Beberapa kali lewat di beranda saya postingan seseorang mengenai orang lain yang bertindak ini dan itu. Netizen kemudian ramai-ramai mengomentari postingan tersebut, menilai dari sudut pandangnya tentang hidup orang lain. Tanpa pernah mengetahui sudut pandang yang punya hidup sendiri, terhadap persoalan mereka. Saling bersahutan, hiruk pikuk seperti pasar.
Saya sendiri pernah merasakan menjadi topik postingan seseorang terkait pilihan hidup yang saya ambil. Ramai komentarnya dan meskipun terganggu, saya hanya merasa heran bagaimana seseorang bisa merasa lebih mengetahui apa yang baik untuk orang lain, selain orang itu sendiri dan Tuhannya?
Hidup seseorang tidak didesain secara acak, sebuah nasihat guru saya yang saya genggam erat saat ini. Bisa jadi seseorang sedang menjalani takdir yang tampaknya tidak baik, sesuatu yang dari luar terlihat chaos, namun sesungguhnya itu adalah desain Allah Ta’ala. Lalu apa yang salah dengan cerita yang Dia goreskan ini?
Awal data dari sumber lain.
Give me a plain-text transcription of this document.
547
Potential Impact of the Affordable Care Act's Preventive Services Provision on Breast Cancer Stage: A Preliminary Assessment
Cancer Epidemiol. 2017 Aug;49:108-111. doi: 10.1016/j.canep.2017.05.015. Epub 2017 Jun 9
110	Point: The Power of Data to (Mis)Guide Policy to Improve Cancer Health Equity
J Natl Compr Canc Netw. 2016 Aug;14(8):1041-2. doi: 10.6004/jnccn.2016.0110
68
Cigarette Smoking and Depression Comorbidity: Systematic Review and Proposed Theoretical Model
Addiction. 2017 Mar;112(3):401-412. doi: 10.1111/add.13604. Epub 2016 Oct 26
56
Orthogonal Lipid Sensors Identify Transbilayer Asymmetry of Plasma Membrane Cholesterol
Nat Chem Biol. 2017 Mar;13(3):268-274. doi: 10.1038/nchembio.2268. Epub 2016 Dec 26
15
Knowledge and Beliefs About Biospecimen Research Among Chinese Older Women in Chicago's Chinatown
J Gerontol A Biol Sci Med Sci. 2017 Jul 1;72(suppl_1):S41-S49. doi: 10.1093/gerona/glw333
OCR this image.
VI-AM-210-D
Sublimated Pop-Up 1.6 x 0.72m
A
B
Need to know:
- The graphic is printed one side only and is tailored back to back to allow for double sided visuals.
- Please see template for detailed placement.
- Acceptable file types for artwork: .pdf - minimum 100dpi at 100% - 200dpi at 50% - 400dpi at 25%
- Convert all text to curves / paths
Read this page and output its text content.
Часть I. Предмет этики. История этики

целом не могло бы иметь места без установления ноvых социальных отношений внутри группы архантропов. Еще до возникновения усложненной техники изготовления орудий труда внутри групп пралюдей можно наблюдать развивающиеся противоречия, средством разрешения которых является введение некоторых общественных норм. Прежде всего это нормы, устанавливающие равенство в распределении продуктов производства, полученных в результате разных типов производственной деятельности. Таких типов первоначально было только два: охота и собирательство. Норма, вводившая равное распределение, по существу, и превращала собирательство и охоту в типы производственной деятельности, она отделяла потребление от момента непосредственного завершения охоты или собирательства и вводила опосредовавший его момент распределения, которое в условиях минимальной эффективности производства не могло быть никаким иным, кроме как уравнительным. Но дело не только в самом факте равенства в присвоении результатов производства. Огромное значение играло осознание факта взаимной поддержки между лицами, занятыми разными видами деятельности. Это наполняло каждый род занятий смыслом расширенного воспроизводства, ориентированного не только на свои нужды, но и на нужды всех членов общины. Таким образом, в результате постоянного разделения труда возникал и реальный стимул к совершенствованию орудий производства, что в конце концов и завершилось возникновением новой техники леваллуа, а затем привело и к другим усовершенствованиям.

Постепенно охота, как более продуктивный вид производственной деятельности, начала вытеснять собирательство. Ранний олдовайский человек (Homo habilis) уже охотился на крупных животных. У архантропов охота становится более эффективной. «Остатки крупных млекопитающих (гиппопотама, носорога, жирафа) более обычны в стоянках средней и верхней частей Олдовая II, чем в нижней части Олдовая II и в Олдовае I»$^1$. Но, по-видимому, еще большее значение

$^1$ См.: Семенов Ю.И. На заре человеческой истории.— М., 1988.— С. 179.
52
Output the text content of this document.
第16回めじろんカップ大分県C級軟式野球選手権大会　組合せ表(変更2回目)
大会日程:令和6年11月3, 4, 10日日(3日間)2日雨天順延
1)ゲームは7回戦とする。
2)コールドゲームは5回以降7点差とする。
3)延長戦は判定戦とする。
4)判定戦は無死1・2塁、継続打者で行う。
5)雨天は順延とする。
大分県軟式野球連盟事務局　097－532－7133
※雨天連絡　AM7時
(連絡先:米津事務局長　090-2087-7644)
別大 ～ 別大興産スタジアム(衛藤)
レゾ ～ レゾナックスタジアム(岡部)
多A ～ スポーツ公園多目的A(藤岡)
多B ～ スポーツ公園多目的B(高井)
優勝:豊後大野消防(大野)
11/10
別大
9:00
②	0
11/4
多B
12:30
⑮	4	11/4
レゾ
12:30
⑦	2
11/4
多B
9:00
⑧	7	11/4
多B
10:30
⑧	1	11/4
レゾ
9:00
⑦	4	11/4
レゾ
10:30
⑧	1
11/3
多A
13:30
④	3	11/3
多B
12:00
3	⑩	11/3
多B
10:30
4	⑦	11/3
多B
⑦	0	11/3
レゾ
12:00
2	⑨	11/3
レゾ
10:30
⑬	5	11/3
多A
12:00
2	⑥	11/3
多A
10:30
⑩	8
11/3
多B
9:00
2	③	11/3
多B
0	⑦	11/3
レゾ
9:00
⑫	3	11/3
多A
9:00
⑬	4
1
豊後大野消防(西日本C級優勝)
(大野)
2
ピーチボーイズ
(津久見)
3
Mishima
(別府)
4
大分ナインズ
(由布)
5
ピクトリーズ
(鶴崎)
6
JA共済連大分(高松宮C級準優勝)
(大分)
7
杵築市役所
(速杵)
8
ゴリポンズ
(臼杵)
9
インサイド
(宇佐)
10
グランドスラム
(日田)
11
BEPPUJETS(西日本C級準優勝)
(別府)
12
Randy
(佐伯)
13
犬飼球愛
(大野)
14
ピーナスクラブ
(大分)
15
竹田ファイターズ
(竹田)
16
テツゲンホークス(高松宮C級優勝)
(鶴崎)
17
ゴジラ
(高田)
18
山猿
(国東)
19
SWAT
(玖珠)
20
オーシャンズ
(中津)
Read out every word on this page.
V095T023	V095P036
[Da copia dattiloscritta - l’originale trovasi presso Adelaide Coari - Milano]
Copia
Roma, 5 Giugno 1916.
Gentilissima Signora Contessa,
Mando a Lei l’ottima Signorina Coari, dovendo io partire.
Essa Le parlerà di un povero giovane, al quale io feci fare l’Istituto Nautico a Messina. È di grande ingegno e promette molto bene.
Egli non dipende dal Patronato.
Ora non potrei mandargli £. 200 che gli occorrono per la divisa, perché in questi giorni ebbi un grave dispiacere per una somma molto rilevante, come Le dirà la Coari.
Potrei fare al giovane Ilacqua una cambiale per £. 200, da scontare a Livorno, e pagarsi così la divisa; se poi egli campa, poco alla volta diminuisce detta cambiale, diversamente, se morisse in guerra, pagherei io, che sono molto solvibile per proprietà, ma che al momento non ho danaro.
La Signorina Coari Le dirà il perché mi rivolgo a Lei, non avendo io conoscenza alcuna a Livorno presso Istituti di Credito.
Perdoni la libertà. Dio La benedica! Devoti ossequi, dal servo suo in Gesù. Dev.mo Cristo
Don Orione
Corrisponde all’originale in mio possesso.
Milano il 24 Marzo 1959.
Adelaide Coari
Tidak ada, kecuali Dia sedang mengajari hamba-Nya tentang dirinya sendiri, bukan orang lain.
Seorang teman bercerita pada saya, bagaimana dia kemudian menjadi lebih tawakal, lebih percaya padaNya, saat ujian hidup menimpa. Di titik terendah, sakit keras, suami jatuh bangkrut, sekolah terputus, dirinya justru menemukan terang. Ketika bertubi-tubi pertolongan Allah datang, rekening yang mendadak terisi, rejeki yang selalu ada saat dia harus berangkat ke RS sementara mereka berdua sedang tidak berpenghasilan. Rejeki dari arah yang tidak disangka-sangka, yang kemudian menguatkan dirinya di perjalanan berikutnya, saat badai terlewati. Apakah kondisinya lebih buruk dari yang lain? Kalau dilihat dari kedekatan yang tercipta dengan pencipta-Nya, jangan-jangan itu adalah momen terbaik dari hidupnya.
Adakah cerita para Nabi yang berlangsung mulus-mulus saja? Tidak ada. Katakanlah kita bukanlah nabi dan ujian bukan tanda afdholnya iman tapi karena kesalahannya. Setidaknya dosa-dosanya sedang dibersihkan Allah Ta’ala. Sedang kita belum tentu. Bahkan dimana letak dosa kita sendiri mungkin kita belum paham. Jangan-jangan kita sedang seperti iblis yang terusir dari surga karena mengatakan ‘Saya lebih baik dari dia’. Hidup kita lebih baik dari dia, lebih sejahtera, lebih mulus, lebih gak banyak drama, lebih ini lebih itu. Saat itu jangan-jangan hati kita sedang dalam posisi ‘kafara’. Tertutup sehingga tak diizinkan bermohon untuk ampunanNya. Na’dzubillah.
Kita tidak pernah diminta untuk membaca kitab orang lain. Tugas kita membaca kitab kita sendiri. Membaca perjalanan kita sendiri sehingga menemukan mutiara di dalam sana. Pertanyaannya, seberapa jauh kita sudah membacanya? Baca kitabmu!, firman Allah. Kitab yang Dia tuliskan khusus untukmu. Hanya untukmu.